O ÔNIBUS E A FERIDA
Leonardo Luz
 
 

Ela agora acenava para ele de dentro do ônibus. Essa cena já havia se repetido centenas de vezes. Mas desta vez ela não estava indo embora somente de sua casa, mas de sua vida. Aquele ônibus a levaria para longe dele. Tão longe quanto nunca estivera antes. Ele não acenara. Pusera a mão na boca, segurando o choro. Quando o ônibus se perdeu entre os outros carros, ele ainda ficou alguns minutos imóvel, com a mão direita sobre a boca, como que não acreditando no que acontecia. Como que esperando sua mãe o acordar e dizer que tudo não passara de um sonho. Mas sua mãe não a acordara. Alguns minutos depois ele baixou a cabeça, suspirou e atravessou a rua de volta para casa. Cada centímetro daquele caminho lembrava ela. Cada canto de sua casa tinha a presença dela. Cada objeto em seu quarto o fazia pensar nela. O faziam pensar que ela nunca mais olharia suas fotos, não se sentaria mais em seu computador enquanto ele a olhava da cama. Nunca mais se deitaria pedindo cafuné. Nunca mais sequer entraria naquele quarto, naquela casa, naquela vida.
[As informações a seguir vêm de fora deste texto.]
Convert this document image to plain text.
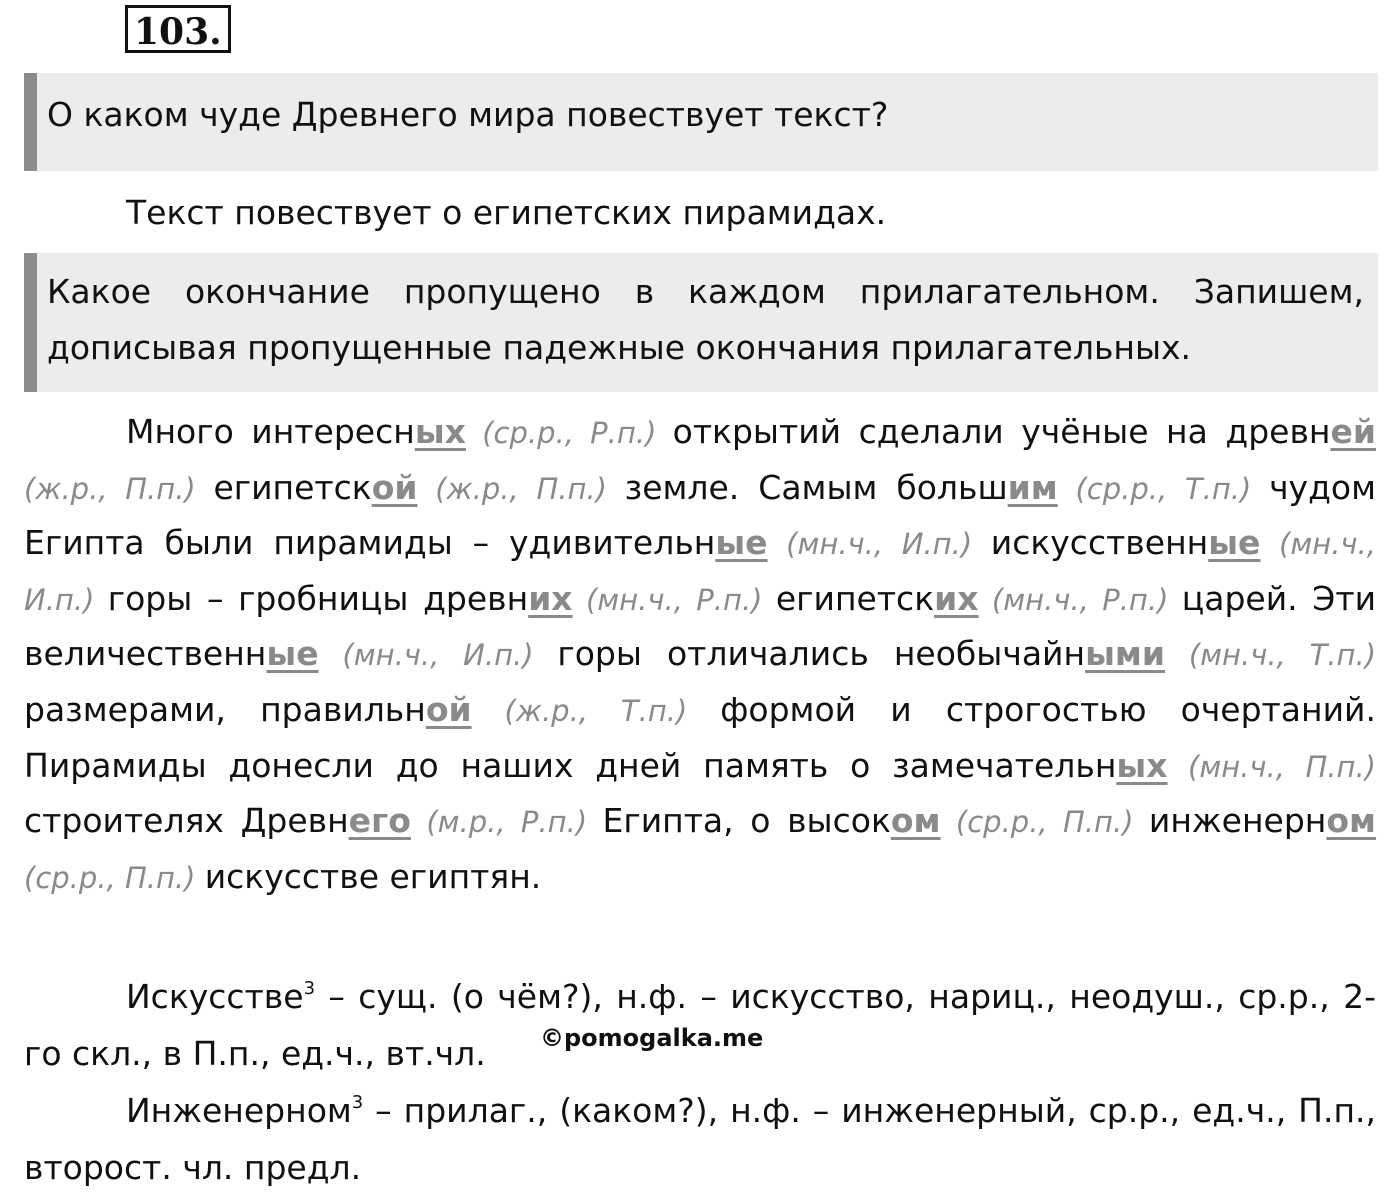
103.
О каком чуде Древнего мира повествует текст?
Текст повествует о египетских пирамидах.
Какое окончание пропущено в каждом прилагательном. Запишем, дописывая пропущенные падежные окончания прилагательных.
Много интересных (ср.р., Р.п.) открытий сделали учёные на древней (ж.р., П.п.) египетской (ж.р., П.п.) земле. Самым большим (ср.р., Т.п.) чудом Египта были пирамиды – удивительные (мн.ч., И.п.) искусственные (мн.ч., И.п.) горы – гробницы древних (мн.ч., Р.п.) египетских (мн.ч., Р.п.) царей. Эти величественные (мн.ч., И.п.) горы отличались необычайными (мн.ч., Т.п.) размерами, правильной (ж.р., Т.п.) формой и строгостью очертаний. Пирамиды донесли до наших дней память о замечательных (мн.ч., П.п.) строителях Древнего (м.р., Р.п.) Египта, о высоком (ср.р., П.п.) инженерном (ср.р., П.п.) искусстве египтян.
Искусстве$^3$ – сущ. (о чём?), н.ф. – искусство, нариц., неодуш., ср.р., 2-го скл., в П.п., ед.ч., вт.чл.
Инженерном$^3$ – прилаг., (каком?), н.ф. – инженерный, ср.р., ед.ч., П.п., второст. чл. предл.
©pomogalka.me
Ele sabia que dessa vez ela não voltaria atrás. Agora era pra sempre. Ele não conseguia mais ver o amor em seus olhos. Ela simplesmente deixara de amá-lo. Qualquer outro motivo o deixaria com esperanças, mas não esse. Quando o amor acaba, podem ter certeza: é uma ferida que não cicatriza nunca. O amor não volta. E a ferida fica aberta, doendo, sangrando. No máximo ela para de doer, mas não fecha. Você se machuca de novo, cai, bate, se corta mais dez vezes, mas quando você tiver sozinho em casa numa noite fria, e for até a janela olhar a chuva e pensar na vida, você vai passar a mão na ferida, e ela vai doer e sangrar como se tivesse sido ontem. E aquela cena dela acenando pra você de dentro do ônibus - do ônibus que a tirou de sua vida - vai cuidar para que a ferida jamais se feche.